We managed the Farmer's Market Saturday morning, although I definitely would have preferred to sleep late! Someone had the cutest grey-brindle French bulldog puppy on a leash, and half the crowd wanted to cuddle him. We also went to Kroger, then came home, where James watched Ice Pilots before going to his club meeting. I did some cleaning and stripped the bed, and started watching a movie called Angel, based on a book by the English author Elizabeth Taylor. Romola Garai, from I Capture the Castle, played the lead, a self-absorbed British daughter of a grocer, who became a popular author of romantic novels (the character was based on the 19th century bestselling author Marie Corelli). She really was an obnoxious person! (I was doing some reading on the original book and apparently the character is even more repellent in the books!)

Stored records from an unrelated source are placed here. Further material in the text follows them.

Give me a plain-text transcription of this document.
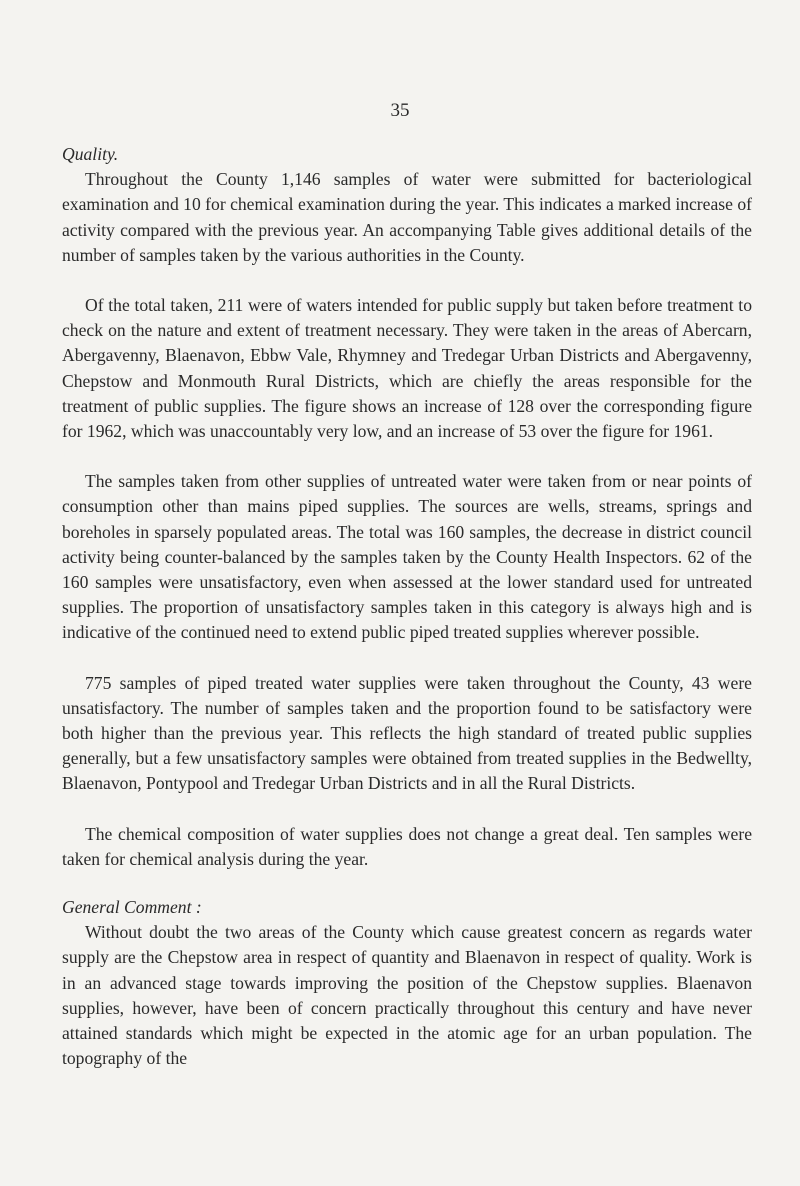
35
Quality.

Throughout the County 1,146 samples of water were submitted for bacteriological examination and 10 for chemical examination during the year. This indicates a marked increase of activity compared with the previous year. An accompanying Table gives additional details of the number of samples taken by the various authorities in the County.

Of the total taken, 211 were of waters intended for public supply but taken before treatment to check on the nature and extent of treatment necessary. They were taken in the areas of Abercarn, Abergavenny, Blaenavon, Ebbw Vale, Rhymney and Tredegar Urban Districts and Abergavenny, Chepstow and Monmouth Rural Districts, which are chiefly the areas responsible for the treatment of public supplies. The figure shows an increase of 128 over the corresponding figure for 1962, which was unaccountably very low, and an increase of 53 over the figure for 1961.

The samples taken from other supplies of untreated water were taken from or near points of consumption other than mains piped supplies. The sources are wells, streams, springs and boreholes in sparsely populated areas. The total was 160 samples, the decrease in district council activity being counter-balanced by the samples taken by the County Health Inspectors. 62 of the 160 samples were unsatisfactory, even when assessed at the lower standard used for untreated supplies. The proportion of unsatisfactory samples taken in this category is always high and is indicative of the continued need to extend public piped treated supplies wherever possible.

775 samples of piped treated water supplies were taken throughout the County, 43 were unsatisfactory. The number of samples taken and the proportion found to be satisfactory were both higher than the previous year. This reflects the high standard of treated public supplies generally, but a few unsatisfactory samples were obtained from treated supplies in the Bedwellty, Blaenavon, Pontypool and Tredegar Urban Districts and in all the Rural Districts.

The chemical composition of water supplies does not change a great deal. Ten samples were taken for chemical analysis during the year.

General Comment :

Without doubt the two areas of the County which cause greatest concern as regards water supply are the Chepstow area in respect of quantity and Blaenavon in respect of quality. Work is in an advanced stage towards improving the position of the Chepstow supplies. Blaenavon supplies, however, have been of concern practically throughout this century and have never attained standards which might be expected in the atomic age for an urban population. The topography of the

When James got home we went to supper at Ken's Hometown Grill. We go here often because the food is inexpensive, but good. It's nothing earth-shattering, just plain food, sort of like a Waffle House, but you get better choices. I like having their pork chops. At Waffle House you can only get hash browns with your pork chops, but there you can get fries or baked or mashed potatoes as well. And instead of a salad (because the salad dressing will just make me sick to my stomach), they will bring me sliced tomatoes. Much better than...yuck...iceberg lettuce.

Since Borders is gone, there's nowhere to go on weekend evenings. Neither of us felt like going to Barnes & Noble, so we just came home. Had to finish changing the bed anyway; the mattress is so heavy it takes both of us, and I'm trying the new "garters" (that's what they look like, old-fashioned garter belts) to keep the bottom sheet on the bed.

Later was chat, and we had a bunch of fun. Jen got the e-reader we sent her to celebrate her engagement and promotion, and for when she gets deployed, and the whole bunch of e-books we sent along with it. So we talked about books, and later Mike and I got into a debate about the historical veracity of 1776, which was fun, too—even if it made me stay up too late.

James, sadly, was abed early since he had to work today. I woke up at 9:30 with that foggy, drugged feeling that I hate. Still, I managed to clean part of the master bath, clean and refill the bird feeders (blast, the thistle seed makes a mess when it rains!), eat breakfast, make out a card to mail, then go out and mail the card on the way to Michaels. I now have both the pumpkins I need for the front porch in the fall (the others were so badly faded I had to toss them out) and can take them off my calendar. Also got a paper and made a stop at Family Dollar.

Did some more cleaning, and then spent a satisfactory afternoon watching the next two episodes of History Detectives and two episodes of Secrets of the Dead, one about the 1918 "Spanish" influenza, and a second about Herculaneum. The first of the two History Detective episodes had a fascinating and ultimately very affecting segment about an African-American soldier and his white friend in the Abraham Lincoln Brigade, serving during the Spanish Civil War. I had heard about the Abraham Lincoln Brigade in passing during my reading about that era, but I did not know it was the first non-segregated group in the American military.

Supper was lasagna from La Famiglia, which we bought at the Farmer's Market, along with a salad, and strawberry shortcake for dessert, and then watched Harry Potter and the Goblet of Fire. We are wayyyyyy behind in watching all the films before the premiere of the last one! Not sure if we can get through all the extras and the films by the weekend.

Evenings are just too short.

So, may I say, are weekends, even three-day ones.